Im März 2025 wurde die Akte jedoch auf richterliche Anordnung wieder geöffnet, um erweiterte Berichte der Ermittlungsbehörden einzubeziehen. Ein entscheidender Wendepunkt in der Untersuchung trat im Oktober 2025 ein. Mit einem personellen Wechsel am Ermittlungsgericht Nummer 5 in Martorell erhielt der Fall eine neue Dynamik. Die Kriminalpolizei intensivierte ihre Arbeit und konzentrierte sich verstärkt auf die Rolle des Sohnes.
Widersprüche führen zur Festnahme
Die Ermittler stützen ihren aktuellen Verdacht auf eine Reihe von Unstimmigkeiten in den Schilderungen des Sohnes. Nach Einschätzung der Beamten gibt es mehrere Punkte, die einer genaueren Prüfung bedürfen:
- Räumliche Angaben: Die Polizei sieht Klärungsbedarf bezüglich der exakten Position des Sohnes im Moment des Absturzes.
- Logistik und Dokumentation: Unstimmigkeiten wurden auch bei Angaben zum Parkplatz des Fahrzeugs sowie zur Frage festgestellt, ob während des Ausflugs Fotos gemacht wurden.
- Physikalische Gegebenheiten: Die Beamten äußerten Zweifel an einem rein zufälligen Sturz. Nach ihrer Einschätzung ist die Beschaffenheit des Wanderweges so, dass ein Herabstürzen ohne die Einwirkung eines äußeren Impulses an dieser Stelle schwer vorstellbar erscheint.
Digitale Spuren und rechtliche Einordnung
Ein zentrales Element der Beweisführung ist die Analyse des Mobiltelefons von Jonathan Andic.

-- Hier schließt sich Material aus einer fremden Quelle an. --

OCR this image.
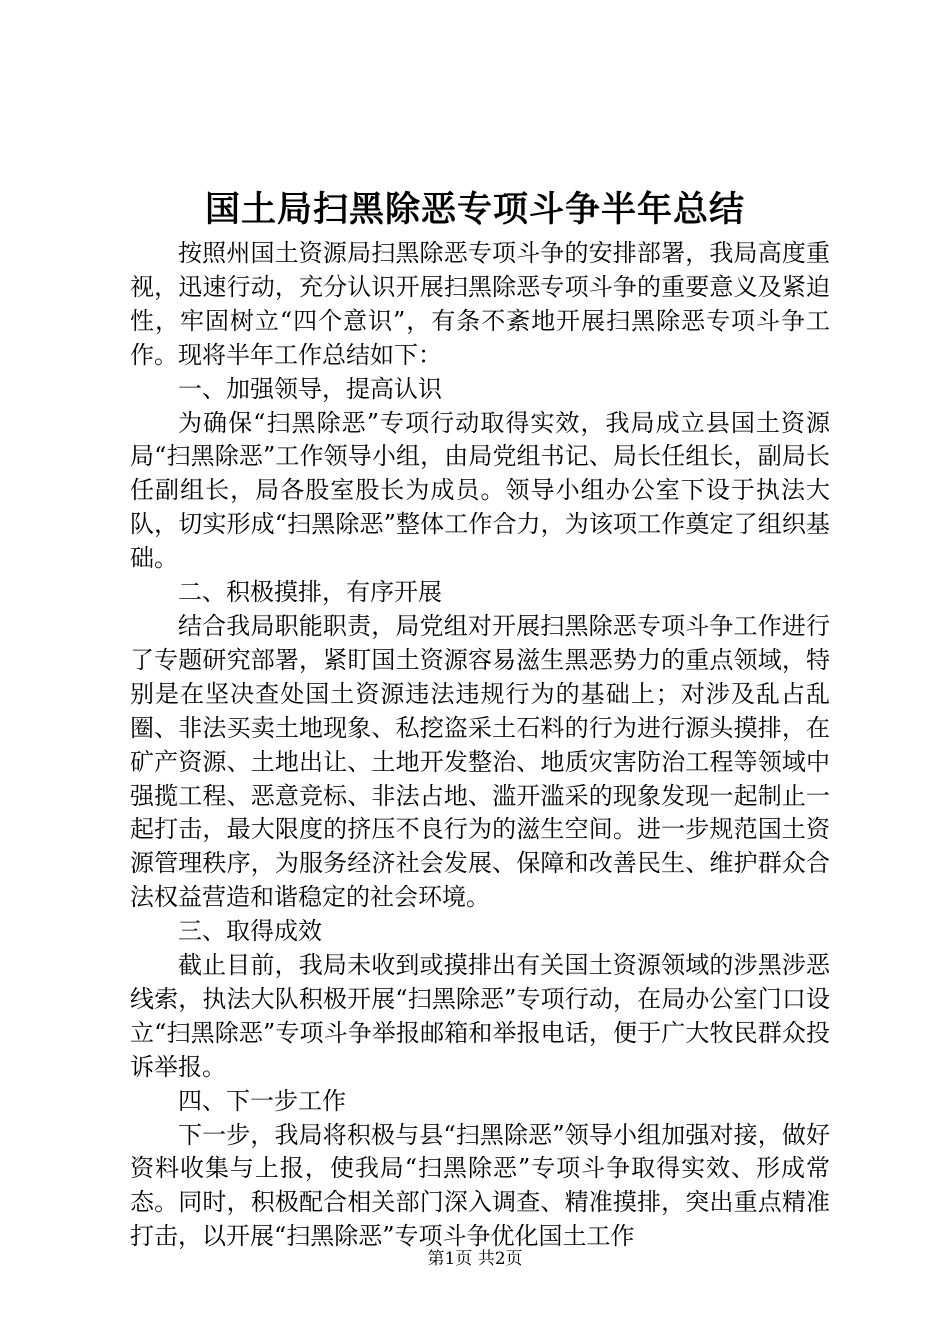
国土局扫黑除恶专项斗争半年总结

按照州国土资源局扫黑除恶专项斗争的安排部署，我局高度重视，迅速行动，充分认识开展扫黑除恶专项斗争的重要意义及紧迫性，牢固树立“四个意识”，有条不紊地开展扫黑除恶专项斗争工作。现将半年工作总结如下：

一、加强领导，提高认识

为确保“扫黑除恶”专项行动取得实效，我局成立县国土资源局“扫黑除恶”工作领导小组，由局党组书记、局长任组长，副局长任副组长，局各股室股长为成员。领导小组办公室下设于执法大队，切实形成“扫黑除恶”整体工作合力，为该项工作奠定了组织基础。

二、积极摸排，有序开展

结合我局职能职责，局党组对开展扫黑除恶专项斗争工作进行了专题研究部署，紧盯国土资源容易滋生黑恶势力的重点领域，特别是在坚决查处国土资源违法违规行为的基础上；对涉及乱占乱圈、非法买卖土地现象、私挖盗采土石料的行为进行源头摸排，在矿产资源、土地出让、土地开发整治、地质灾害防治工程等领域中强揽工程、恶意竞标、非法占地、滥开滥采的现象发现一起制止一起打击，最大限度的挤压不良行为的滋生空间。进一步规范国土资源管理秩序，为服务经济社会发展、保障和改善民生、维护群众合法权益营造和谐稳定的社会环境。

三、取得成效

截止目前，我局未收到或摸排出有关国土资源领域的涉黑涉恶线索，执法大队积极开展“扫黑除恶”专项行动，在局办公室门口设立“扫黑除恶”专项斗争举报邮箱和举报电话，便于广大牧民群众投诉举报。

四、下一步工作

下一步，我局将积极与县“扫黑除恶”领导小组加强对接，做好资料收集与上报，使我局“扫黑除恶”专项斗争取得实效、形成常态。同时，积极配合相关部门深入调查、精准摸排，突出重点精准打击，以开展“扫黑除恶”专项斗争优化国土工作

第1页 共2页
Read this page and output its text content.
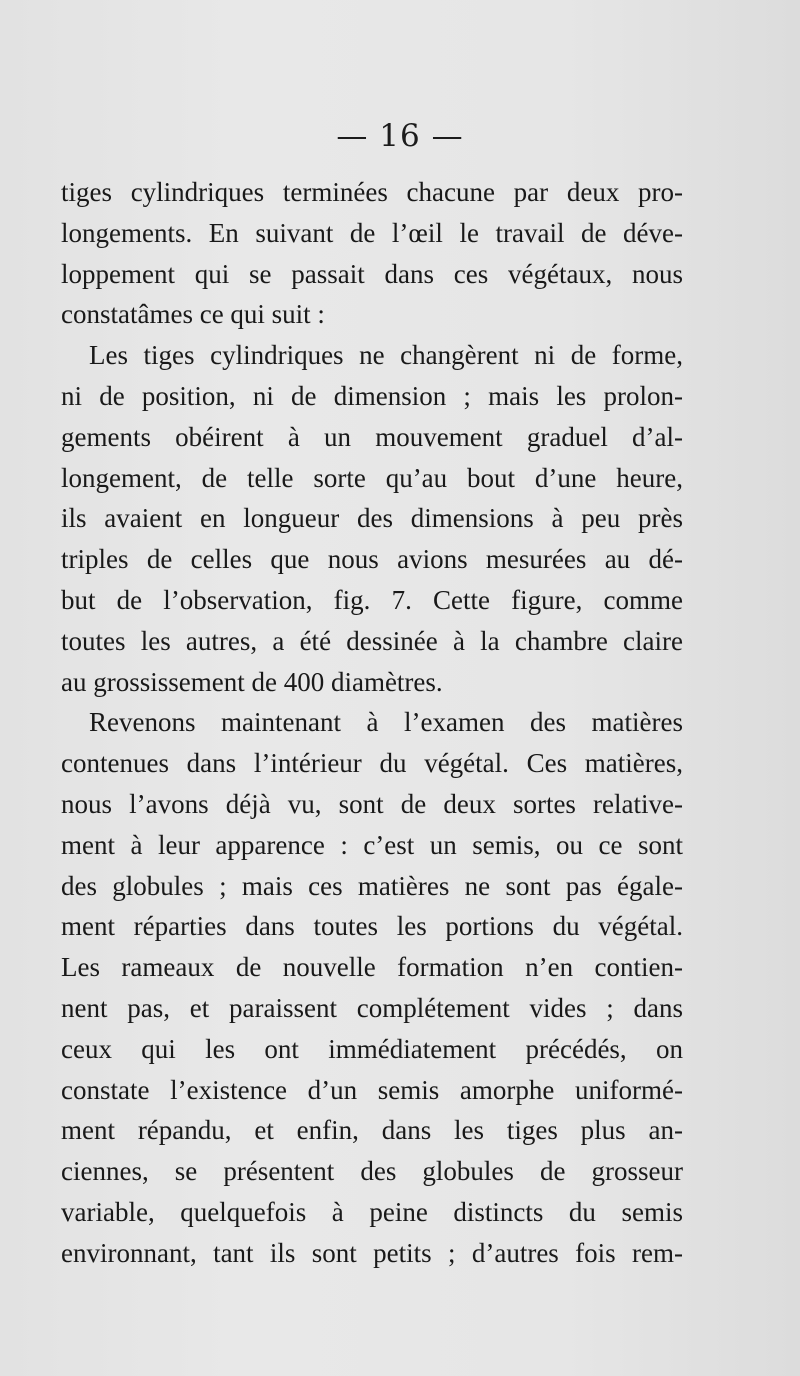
— 16 —
tiges cylindriques terminées chacune par deux pro-
longements. En suivant de l’œil le travail de déve-
loppement qui se passait dans ces végétaux, nous
constatâmes ce qui suit :
Les tiges cylindriques ne changèrent ni de forme,
ni de position, ni de dimension ; mais les prolon-
gements obéirent à un mouvement graduel d’al-
longement, de telle sorte qu’au bout d’une heure,
ils avaient en longueur des dimensions à peu près
triples de celles que nous avions mesurées au dé-
but de l’observation, fig. 7. Cette figure, comme
toutes les autres, a été dessinée à la chambre claire
au grossissement de 400 diamètres.
Revenons maintenant à l’examen des matières
contenues dans l’intérieur du végétal. Ces matières,
nous l’avons déjà vu, sont de deux sortes relative-
ment à leur apparence : c’est un semis, ou ce sont
des globules ; mais ces matières ne sont pas égale-
ment réparties dans toutes les portions du végétal.
Les rameaux de nouvelle formation n’en contien-
nent pas, et paraissent complétement vides ; dans
ceux qui les ont immédiatement précédés, on
constate l’existence d’un semis amorphe uniformé-
ment répandu, et enfin, dans les tiges plus an-
ciennes, se présentent des globules de grosseur
variable, quelquefois à peine distincts du semis
environnant, tant ils sont petits ; d’autres fois rem-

Die Behörden erhoffen sich durch die Auswertung der Daten eine präzise Rekonstruktion der zeitlichen Abläufe am Unglückstag.
Obwohl der Sohn des Firmengründers bereits seit geraumer Zeit als Verdächtiger geführt wurde, erfolgte erst jetzt der formale Zugriff. Durch die Vorführung vor das Gericht wird ihm nun ermöglicht, im Rahmen des Verfahrens offiziell zu den Vorwürfen Stellung zu beziehen und seine Verteidigung zu organisieren. Die Justiz muss nun bewerten, ob die von der Polizei zusammengetragenen Indizien ausreichen, um ein Hauptverfahren zu eröffnen. Der Fall erregt aufgrund der wirtschaftlichen Bedeutung der betroffenen Familie und des Unternehmens Mango landesweit erhebliches Aufsehen.